In the event an individual dies in England and Wales without a Will or their Will only disposes of part of their assets then their residuary estate (or the undisposed part of) will fall under the Rules of Intestacy.
The current Rules of Intestacy came into force on 1st October 2014 and under these Rules, where a deceased dies leaving a spouse but no surviving children then the residuary estate is paid to their spouse absolutely. If however, the deceased dies leaving a spouse and surviving children then their residuary estate is divided as follows:
- The surviving spouse will keep all the assets (including property), up to £250,000.00 (known as a Statutory Legacy) and all the personal possessions.
- The surviving spouse will also receive an absolute interest in half of the remainder of the residuary estate and,
- The other half is then divided equally between the surviving children.
Changes to Intestacy Rules in 2020
The Government have announced that, as of 6th February this year, the Statutory Legacy will increase from £250,000.00 to £270,000.00.
The increase is most certainly a welcome change but, we at Cunningtons wish to ensure you do not rely on future increases of the Statutory Legacy as a reason for not having your Will drafted.
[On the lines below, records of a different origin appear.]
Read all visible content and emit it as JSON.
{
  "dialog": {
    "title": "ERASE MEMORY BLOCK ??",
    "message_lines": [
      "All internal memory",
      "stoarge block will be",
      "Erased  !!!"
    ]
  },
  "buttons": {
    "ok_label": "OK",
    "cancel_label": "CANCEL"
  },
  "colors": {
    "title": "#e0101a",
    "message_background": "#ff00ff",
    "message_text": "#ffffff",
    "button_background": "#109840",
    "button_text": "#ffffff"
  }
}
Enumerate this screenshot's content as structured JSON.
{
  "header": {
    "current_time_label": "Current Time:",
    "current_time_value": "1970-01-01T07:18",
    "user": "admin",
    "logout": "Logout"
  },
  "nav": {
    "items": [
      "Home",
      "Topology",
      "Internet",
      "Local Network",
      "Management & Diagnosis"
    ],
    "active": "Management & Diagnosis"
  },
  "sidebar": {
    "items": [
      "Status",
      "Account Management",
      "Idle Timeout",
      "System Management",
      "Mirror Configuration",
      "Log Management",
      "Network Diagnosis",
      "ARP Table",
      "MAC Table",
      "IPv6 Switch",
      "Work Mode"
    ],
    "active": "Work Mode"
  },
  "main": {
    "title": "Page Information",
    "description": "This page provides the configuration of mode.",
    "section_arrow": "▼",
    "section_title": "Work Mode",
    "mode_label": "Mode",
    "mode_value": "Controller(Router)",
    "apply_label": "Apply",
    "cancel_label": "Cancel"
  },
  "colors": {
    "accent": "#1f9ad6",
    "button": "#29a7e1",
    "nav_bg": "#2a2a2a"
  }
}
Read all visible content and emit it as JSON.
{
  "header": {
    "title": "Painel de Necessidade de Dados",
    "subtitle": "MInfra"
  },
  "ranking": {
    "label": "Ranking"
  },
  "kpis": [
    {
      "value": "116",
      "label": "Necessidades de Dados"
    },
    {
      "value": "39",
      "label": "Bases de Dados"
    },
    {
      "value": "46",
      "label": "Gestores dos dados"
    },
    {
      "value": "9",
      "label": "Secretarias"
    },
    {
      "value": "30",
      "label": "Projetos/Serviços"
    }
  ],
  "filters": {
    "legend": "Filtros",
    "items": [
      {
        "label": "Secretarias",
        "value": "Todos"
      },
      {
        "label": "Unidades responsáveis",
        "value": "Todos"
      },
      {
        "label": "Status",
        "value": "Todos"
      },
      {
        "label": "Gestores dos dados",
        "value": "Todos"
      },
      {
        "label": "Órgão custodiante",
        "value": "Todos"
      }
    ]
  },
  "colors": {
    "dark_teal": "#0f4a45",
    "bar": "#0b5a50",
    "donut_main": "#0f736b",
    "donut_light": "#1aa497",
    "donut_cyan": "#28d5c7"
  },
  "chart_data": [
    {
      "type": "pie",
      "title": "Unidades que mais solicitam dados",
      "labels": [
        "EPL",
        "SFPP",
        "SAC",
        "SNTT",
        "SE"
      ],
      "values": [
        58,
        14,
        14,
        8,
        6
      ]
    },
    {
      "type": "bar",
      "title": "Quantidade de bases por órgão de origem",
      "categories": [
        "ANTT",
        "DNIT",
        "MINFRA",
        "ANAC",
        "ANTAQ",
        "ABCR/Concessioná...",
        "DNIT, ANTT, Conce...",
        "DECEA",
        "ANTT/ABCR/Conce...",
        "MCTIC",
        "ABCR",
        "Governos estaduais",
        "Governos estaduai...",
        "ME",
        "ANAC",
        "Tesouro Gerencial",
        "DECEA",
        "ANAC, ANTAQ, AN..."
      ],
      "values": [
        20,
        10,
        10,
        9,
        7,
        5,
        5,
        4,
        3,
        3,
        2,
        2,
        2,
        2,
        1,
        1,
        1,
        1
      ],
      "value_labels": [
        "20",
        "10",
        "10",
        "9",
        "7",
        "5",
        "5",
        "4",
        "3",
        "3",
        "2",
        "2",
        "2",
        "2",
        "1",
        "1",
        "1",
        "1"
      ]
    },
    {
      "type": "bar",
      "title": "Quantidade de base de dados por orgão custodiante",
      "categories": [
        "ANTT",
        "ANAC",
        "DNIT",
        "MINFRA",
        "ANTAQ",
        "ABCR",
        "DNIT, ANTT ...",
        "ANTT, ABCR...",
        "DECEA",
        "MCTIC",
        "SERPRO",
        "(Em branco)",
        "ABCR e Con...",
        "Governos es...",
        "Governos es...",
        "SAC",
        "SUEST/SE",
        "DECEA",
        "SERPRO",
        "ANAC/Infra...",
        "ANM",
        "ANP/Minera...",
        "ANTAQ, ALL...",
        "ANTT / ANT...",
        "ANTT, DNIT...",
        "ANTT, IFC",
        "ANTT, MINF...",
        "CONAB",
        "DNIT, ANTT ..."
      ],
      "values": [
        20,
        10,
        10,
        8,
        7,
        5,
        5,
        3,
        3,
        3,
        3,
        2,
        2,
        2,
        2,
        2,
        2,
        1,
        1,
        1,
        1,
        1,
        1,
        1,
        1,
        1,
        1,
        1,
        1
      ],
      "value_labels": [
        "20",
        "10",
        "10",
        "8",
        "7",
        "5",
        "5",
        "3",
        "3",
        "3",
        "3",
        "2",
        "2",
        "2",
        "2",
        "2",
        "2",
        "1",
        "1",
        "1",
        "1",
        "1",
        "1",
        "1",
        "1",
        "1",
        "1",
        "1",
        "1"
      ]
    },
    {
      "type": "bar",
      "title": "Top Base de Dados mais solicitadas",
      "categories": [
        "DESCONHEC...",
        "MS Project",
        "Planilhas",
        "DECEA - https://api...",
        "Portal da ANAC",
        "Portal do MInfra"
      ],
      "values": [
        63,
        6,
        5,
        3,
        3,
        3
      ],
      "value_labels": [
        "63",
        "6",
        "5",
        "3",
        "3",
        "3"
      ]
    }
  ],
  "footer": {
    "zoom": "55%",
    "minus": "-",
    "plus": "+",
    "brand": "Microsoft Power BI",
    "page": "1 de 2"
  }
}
It is incredibly important that each individual has their Will drafted by a qualified Solicitor especially as under the Rules of Intestacy, unmarried partners will not inherit.
Avoiding the Pain of Intestacy
The president of the Law Society, who have also reported on the matter today, reinforces our view and states:
“Writing a legally valid will with the help of an expert solicitor ensures people’s estate is inherited exactly as they would choose and can prevent a whole raft of problems landing on loved ones when they are grieving.”